Bishop is a 7-month old trainee for Guide Dogs for the Blind.
Some classes at the University of Arizona are getting some unexpected visitors dressed in collars and vests. A club, Paws for the Cause, has students training puppies to be service dogs for people with disabilities. The student dog trainers take on this responsibility in addition to their busy college schedules.
Paws for the Cause is the local arm of a national organization called Guide Dogs for the Blind, which specializes in breeding, training and dispersing professional service dogs. From the time the dogs are 8 weeks old, they are partnered with their human participants in Paws for the Cause. The pair then spends an entire year getting the dog ready to help a visually impaired individual mobilize better.
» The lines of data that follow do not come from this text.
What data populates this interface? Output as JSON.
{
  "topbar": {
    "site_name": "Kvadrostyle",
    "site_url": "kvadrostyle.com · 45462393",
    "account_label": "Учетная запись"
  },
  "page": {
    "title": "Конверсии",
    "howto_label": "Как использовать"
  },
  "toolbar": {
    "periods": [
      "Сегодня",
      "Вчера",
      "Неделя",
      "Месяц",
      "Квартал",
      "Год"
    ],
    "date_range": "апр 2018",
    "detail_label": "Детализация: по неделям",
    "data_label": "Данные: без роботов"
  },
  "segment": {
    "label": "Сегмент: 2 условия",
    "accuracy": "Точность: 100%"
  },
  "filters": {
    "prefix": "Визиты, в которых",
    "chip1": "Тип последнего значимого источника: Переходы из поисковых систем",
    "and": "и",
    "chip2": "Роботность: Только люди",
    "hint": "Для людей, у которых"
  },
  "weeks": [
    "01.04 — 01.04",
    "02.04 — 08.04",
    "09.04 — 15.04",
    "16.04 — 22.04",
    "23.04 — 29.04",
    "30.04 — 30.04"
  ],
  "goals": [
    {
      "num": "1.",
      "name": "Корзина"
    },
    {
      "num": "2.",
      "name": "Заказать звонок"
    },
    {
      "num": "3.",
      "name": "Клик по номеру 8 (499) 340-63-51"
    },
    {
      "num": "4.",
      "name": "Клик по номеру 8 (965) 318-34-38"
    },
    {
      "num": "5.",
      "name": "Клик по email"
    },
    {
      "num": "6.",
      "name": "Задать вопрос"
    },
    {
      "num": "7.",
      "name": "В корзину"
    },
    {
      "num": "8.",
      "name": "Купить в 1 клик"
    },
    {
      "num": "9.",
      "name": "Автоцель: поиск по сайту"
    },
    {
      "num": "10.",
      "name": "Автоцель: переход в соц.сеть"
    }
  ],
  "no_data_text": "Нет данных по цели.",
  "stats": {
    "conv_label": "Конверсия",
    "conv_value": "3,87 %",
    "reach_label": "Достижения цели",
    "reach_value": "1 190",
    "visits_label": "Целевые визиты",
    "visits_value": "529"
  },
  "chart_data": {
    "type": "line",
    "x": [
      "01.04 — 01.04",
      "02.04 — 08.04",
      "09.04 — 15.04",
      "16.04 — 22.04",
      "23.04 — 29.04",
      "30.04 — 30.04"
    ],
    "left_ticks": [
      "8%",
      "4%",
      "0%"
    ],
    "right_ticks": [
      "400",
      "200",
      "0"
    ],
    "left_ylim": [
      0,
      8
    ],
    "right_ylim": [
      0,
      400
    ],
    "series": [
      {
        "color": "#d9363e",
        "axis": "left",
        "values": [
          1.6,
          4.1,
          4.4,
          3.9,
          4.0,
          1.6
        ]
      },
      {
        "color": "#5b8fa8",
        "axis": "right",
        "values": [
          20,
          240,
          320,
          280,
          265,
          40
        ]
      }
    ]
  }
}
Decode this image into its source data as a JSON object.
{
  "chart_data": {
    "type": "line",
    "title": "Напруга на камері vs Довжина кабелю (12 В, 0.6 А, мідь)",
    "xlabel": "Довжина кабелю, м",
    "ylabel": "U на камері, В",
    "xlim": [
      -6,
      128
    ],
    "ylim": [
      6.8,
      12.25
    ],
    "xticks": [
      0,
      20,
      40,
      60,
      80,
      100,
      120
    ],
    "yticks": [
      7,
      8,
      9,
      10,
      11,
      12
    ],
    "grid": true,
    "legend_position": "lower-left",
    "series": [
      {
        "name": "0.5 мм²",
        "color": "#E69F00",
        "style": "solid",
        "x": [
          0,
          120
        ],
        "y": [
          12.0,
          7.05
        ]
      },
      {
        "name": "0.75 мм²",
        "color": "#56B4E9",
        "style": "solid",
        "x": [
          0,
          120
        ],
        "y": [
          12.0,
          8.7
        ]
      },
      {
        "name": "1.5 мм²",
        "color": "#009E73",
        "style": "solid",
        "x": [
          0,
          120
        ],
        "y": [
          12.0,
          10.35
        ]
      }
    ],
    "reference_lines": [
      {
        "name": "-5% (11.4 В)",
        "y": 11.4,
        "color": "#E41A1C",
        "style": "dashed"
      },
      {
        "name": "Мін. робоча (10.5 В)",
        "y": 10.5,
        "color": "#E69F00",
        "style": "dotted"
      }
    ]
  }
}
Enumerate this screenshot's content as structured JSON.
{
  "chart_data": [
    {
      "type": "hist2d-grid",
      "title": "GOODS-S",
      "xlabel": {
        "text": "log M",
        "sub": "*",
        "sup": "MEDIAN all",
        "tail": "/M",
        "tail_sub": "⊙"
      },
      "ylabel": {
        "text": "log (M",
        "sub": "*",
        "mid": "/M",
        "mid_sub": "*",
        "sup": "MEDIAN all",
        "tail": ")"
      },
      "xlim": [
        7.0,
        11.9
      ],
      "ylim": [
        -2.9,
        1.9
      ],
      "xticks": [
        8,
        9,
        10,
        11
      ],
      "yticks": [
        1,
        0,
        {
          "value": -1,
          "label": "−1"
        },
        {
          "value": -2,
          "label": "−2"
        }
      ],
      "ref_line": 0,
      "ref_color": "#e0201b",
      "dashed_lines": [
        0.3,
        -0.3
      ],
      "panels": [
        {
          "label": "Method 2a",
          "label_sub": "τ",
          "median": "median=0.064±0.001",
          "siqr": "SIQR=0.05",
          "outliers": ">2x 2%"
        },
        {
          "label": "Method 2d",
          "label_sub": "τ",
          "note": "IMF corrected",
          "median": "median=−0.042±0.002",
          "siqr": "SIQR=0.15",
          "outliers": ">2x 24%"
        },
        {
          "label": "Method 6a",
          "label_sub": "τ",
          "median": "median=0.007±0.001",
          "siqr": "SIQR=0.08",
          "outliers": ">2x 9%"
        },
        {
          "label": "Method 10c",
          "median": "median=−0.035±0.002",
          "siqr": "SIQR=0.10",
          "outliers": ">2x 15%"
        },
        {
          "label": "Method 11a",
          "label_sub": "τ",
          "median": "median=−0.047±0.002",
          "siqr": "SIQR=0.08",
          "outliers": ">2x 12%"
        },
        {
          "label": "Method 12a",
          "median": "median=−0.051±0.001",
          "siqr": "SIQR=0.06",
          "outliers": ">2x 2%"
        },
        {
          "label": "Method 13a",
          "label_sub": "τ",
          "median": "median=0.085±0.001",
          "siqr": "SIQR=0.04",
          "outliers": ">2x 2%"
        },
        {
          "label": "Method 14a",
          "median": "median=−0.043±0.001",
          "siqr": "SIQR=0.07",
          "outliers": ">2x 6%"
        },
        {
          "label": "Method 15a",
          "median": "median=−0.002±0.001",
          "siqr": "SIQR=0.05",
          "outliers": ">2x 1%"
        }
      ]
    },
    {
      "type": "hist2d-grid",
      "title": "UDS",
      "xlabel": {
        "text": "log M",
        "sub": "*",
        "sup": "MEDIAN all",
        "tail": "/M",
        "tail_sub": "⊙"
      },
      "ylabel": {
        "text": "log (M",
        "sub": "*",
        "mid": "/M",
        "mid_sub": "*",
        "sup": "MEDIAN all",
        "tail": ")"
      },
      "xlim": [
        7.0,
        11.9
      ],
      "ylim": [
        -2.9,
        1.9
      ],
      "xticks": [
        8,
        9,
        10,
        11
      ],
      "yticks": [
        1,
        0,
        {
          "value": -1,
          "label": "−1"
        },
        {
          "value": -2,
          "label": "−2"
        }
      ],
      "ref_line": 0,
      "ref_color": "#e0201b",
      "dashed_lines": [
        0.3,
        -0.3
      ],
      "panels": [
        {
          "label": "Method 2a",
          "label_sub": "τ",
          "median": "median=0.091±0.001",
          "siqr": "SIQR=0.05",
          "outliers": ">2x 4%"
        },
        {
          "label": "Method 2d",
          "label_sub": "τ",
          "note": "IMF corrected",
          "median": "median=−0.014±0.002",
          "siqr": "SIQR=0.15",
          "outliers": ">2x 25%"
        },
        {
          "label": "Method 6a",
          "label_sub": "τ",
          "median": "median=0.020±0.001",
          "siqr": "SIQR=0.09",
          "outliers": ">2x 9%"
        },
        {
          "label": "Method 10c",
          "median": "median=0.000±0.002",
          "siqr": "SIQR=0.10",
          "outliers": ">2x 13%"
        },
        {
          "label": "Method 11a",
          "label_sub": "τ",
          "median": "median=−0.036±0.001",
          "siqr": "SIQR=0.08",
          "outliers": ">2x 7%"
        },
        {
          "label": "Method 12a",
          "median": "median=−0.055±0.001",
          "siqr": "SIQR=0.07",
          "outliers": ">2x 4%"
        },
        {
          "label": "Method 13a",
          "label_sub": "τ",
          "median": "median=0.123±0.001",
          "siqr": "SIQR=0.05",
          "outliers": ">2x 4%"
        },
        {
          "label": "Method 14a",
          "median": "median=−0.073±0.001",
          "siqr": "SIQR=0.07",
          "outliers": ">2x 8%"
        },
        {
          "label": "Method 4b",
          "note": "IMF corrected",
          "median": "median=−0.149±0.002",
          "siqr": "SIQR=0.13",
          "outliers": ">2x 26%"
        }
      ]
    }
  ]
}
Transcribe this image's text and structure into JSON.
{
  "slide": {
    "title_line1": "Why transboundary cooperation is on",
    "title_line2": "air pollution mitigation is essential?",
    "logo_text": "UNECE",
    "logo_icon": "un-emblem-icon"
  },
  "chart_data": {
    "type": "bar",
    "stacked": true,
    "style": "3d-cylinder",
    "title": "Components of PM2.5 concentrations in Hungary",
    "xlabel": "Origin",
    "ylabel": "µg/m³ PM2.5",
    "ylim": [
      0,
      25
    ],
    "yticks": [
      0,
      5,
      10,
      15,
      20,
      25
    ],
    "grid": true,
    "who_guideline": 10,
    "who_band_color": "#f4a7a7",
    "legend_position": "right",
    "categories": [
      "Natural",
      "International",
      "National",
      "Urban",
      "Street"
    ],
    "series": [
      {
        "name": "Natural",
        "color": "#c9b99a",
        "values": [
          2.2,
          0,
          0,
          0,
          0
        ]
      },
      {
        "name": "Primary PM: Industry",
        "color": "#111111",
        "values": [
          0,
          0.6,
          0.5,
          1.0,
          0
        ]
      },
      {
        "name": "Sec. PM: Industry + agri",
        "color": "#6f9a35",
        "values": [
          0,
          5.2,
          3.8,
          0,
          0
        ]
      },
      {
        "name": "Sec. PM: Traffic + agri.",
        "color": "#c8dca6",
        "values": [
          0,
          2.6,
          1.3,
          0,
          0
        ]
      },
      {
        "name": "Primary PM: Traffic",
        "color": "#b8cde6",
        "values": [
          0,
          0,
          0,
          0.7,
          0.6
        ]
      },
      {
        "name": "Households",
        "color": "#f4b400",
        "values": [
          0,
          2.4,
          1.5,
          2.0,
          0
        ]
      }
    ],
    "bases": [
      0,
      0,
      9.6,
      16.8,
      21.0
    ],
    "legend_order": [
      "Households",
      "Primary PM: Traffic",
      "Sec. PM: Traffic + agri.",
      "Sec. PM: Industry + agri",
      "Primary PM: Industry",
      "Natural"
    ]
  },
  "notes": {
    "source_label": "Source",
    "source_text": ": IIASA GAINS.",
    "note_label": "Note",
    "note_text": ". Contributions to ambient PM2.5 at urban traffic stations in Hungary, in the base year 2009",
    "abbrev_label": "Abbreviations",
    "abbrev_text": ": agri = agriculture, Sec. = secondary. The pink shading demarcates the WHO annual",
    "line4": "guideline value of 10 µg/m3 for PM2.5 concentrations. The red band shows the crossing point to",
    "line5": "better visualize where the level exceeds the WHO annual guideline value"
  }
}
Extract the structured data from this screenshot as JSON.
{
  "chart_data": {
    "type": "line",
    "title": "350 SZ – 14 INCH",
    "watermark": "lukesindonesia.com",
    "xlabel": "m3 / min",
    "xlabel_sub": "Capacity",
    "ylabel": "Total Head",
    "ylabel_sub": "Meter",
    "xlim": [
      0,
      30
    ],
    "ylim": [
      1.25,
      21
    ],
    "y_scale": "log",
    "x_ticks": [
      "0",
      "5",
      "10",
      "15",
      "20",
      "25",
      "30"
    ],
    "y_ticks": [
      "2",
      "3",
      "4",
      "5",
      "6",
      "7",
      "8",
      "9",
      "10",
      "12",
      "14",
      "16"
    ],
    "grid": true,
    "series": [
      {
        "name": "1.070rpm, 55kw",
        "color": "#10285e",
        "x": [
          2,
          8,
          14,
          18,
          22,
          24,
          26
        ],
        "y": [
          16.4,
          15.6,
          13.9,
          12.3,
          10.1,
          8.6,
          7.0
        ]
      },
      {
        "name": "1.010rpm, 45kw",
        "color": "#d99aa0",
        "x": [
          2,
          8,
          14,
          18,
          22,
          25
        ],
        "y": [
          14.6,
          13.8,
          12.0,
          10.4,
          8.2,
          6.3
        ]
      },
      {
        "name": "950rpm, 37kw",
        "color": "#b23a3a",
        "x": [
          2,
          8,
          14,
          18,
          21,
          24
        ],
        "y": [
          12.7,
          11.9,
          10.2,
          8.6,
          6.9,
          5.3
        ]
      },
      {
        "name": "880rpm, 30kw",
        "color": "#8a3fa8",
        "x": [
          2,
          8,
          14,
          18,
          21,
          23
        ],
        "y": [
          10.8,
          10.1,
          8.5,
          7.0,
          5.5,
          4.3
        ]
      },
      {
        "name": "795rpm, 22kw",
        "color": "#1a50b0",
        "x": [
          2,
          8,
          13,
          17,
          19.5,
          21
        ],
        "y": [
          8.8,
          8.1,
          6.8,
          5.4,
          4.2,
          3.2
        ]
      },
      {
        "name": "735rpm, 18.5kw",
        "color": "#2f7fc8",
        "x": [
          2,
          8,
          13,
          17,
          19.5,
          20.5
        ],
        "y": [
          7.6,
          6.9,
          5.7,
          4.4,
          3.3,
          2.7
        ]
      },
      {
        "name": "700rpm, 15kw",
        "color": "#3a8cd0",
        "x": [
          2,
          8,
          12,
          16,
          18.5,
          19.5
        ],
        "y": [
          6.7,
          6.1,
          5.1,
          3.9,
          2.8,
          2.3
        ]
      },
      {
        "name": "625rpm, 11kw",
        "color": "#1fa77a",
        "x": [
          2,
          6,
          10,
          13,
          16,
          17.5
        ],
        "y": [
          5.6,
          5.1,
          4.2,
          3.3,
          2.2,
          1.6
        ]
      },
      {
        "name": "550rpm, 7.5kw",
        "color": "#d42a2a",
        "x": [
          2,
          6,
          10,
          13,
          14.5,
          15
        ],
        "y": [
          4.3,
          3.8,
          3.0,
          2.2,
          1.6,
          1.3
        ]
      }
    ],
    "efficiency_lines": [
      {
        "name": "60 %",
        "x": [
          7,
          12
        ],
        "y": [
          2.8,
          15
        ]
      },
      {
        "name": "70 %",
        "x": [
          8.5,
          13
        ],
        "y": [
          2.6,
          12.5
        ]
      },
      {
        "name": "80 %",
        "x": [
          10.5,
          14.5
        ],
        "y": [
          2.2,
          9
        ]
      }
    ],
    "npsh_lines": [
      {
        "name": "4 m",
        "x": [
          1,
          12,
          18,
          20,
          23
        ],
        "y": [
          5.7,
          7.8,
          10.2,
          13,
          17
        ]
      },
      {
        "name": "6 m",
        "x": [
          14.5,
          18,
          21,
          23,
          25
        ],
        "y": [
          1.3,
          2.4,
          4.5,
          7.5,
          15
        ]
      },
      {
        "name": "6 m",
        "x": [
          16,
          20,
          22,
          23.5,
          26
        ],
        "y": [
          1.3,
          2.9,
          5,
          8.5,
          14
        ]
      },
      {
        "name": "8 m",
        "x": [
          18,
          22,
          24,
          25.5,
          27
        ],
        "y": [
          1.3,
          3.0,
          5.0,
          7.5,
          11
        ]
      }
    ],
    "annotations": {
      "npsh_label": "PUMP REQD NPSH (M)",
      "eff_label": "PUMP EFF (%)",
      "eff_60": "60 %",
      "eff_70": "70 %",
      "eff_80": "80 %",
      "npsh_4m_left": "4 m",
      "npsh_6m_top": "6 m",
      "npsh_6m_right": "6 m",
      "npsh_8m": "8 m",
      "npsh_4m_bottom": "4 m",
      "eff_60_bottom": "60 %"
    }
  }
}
Pricilla Laro, a veterinary science major at the University of Arizona, is referred to as a puppy-raiser within the club, and she can be spotted on campus walking her 7 month-old trainee, Bishop. The two are practically inseparable throughout the day as Laro is required to take Bishop with her to almost any place she would normally visit on campus.
“Its gets him used to human interactions and different kinds of environments as well,” Laro said.
The puppy raisers of Paws for the Cause like to challenge the senses of their trainees, by coordinating a club field-trips to places like the county fair, where the dogs are exposed to all sorts of distracting sounds and smells. The training process for the dogs is tracked through a series of evaluations to assess whether the dog and trainer have put in the appropriate amount of time and effort.
“It’s a really big commitment,” Laro said, “the process is very long, and so it’s not something to go into rather lightly.”
Paws for the Cause is open for anyone to join. The club gets together on a weekly basis every Sunday afternoon, with their dogs in tow of course.